[DeTomaso] Demon Carb Feedback Wanted

Daniel C Jones daniel.c.jones2 at gmail.com
Tue May 6 13:34:50 EDT 2008


> Any users of this thing out there?

Demon carbs seem to suffer from quality control problems.  Lots of
stories of people unable to get new Demon carbs to behave.  When they
disassemble them, the float bowls have shop grit in them.  That said,
I've driven Demon equipped engines similar to yours that ran great.

>From the photo I don't see an electric choke, so how's that work?

The idle circuit and accelerator pump are sufficiently rich that you can
usually get it to fire without a choke, at least in moderate weather.
You'll have to pedal the carb to keep it running, though.  If you go with
a carb without a choke, make sure you get a multi-strike capacitive discharge
ignition (MSD-6AL, Mallory Hyfire, etc.).  With your engine, you should
have one of those anyway.

> the electric choke seems to work up to the point of "make me feather the
> throttle until I hate it" until the car warms up.

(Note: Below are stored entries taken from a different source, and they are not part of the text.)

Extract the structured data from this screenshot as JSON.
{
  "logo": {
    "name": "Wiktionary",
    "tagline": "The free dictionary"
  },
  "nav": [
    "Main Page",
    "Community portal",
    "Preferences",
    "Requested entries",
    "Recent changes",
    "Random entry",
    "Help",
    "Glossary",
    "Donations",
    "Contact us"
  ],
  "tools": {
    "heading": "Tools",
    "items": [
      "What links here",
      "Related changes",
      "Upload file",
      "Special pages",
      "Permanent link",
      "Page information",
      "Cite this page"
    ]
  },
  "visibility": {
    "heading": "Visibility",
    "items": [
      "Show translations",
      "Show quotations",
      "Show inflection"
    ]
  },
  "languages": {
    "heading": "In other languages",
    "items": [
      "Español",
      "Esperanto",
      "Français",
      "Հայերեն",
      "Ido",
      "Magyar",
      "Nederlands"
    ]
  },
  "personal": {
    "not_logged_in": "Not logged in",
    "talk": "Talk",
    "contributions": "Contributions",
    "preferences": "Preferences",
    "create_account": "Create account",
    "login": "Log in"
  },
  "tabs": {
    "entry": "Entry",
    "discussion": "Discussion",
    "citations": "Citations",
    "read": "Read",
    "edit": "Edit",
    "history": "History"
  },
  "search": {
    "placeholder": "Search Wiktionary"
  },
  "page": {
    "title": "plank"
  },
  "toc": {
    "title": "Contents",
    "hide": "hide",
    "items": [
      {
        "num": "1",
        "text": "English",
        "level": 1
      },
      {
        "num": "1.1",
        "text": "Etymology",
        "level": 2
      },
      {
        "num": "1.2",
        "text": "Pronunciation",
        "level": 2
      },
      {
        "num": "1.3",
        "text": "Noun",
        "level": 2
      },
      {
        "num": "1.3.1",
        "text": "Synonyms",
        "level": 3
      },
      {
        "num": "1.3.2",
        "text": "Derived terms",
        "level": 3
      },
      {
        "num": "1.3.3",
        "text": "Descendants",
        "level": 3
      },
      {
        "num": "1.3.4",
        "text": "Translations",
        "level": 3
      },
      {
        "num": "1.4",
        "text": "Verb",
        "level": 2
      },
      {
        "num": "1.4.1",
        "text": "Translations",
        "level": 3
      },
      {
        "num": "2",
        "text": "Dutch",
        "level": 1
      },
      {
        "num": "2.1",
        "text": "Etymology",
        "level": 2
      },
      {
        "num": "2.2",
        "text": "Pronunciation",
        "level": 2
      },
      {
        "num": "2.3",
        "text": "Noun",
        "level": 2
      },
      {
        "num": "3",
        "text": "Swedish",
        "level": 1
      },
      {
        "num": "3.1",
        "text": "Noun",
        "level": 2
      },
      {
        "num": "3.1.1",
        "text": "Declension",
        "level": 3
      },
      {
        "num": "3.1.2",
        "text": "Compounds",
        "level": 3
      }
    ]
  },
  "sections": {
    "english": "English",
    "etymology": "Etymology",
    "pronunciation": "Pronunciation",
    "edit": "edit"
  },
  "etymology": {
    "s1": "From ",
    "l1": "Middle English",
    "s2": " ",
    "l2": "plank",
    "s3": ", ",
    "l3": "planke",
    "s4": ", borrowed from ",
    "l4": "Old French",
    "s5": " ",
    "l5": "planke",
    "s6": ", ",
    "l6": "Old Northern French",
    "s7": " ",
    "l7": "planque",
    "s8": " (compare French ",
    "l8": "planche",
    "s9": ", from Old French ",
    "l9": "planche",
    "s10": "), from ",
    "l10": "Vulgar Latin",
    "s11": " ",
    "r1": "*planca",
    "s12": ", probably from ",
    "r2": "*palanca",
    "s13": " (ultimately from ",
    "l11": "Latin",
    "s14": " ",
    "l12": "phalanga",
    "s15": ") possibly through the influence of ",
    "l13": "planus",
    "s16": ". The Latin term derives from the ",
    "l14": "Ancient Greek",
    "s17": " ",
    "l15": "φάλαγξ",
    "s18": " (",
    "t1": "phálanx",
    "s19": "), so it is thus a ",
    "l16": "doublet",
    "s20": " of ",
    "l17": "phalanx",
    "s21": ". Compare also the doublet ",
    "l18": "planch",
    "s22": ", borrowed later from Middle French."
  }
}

Demon makes carbs without choke horn, with choke horns but without choke
plates and with choke horns and choke plates.  Sounds like you want one
with a choke horn and the optional choke plate.  Be aware Demon carbs flow
more than their CFM rating (i.e., a 750 Race Demon would flow more than a
traditional 4150/4160 750 Holley).  Holley HP series carbs also flow more
than their ratings.

> My car had an Edelbrock carb when I bought it.  I think it was the 650cfm
> model.  I didn't check.  It ran okay, but when I changed the heads and cam,
> it ran like crap.  I didn't want to learn a new carburetor, so I switched
> to a Holley 650dp.

This is pretty typical when asking for carb user experience.  Most don't
take the time to fine tune them for their application.  One will get lucky
and have it be close enough for his application and will praise the carb.
Another will have it run lousy and will knock the same carb when a few days
of tuning with a wide band O2 sensor would have had the carb running great.

> I considered Demon, and while they're probably built better than Holleys
> they don't share that many parts - so if you need jets, power valves, etc.,
> you have to order them - probably not a big deal.

This is not true.  Jets, power valves, squirters etc. are all interchangeable
with Holley.

> OK, Any feedback on Edelbrock 800 series?

It's just a larger CFM version of the 750 CFM AFB.  AFB's are very reliable
carbs and are easier to tune than Holleys but generally make less power
for the same CFM rating.  They are also less adaptable to large cam overlap.
Another carb worth looking into is the Quick Fuel Technology Holley clone.
QFT carbs are made of aluminum (lighter), accept the usual Holley tuning
parts and have provisions that allow you to change the power valve channel
restrictions and idle and high-speed air bleeds for fine tuning.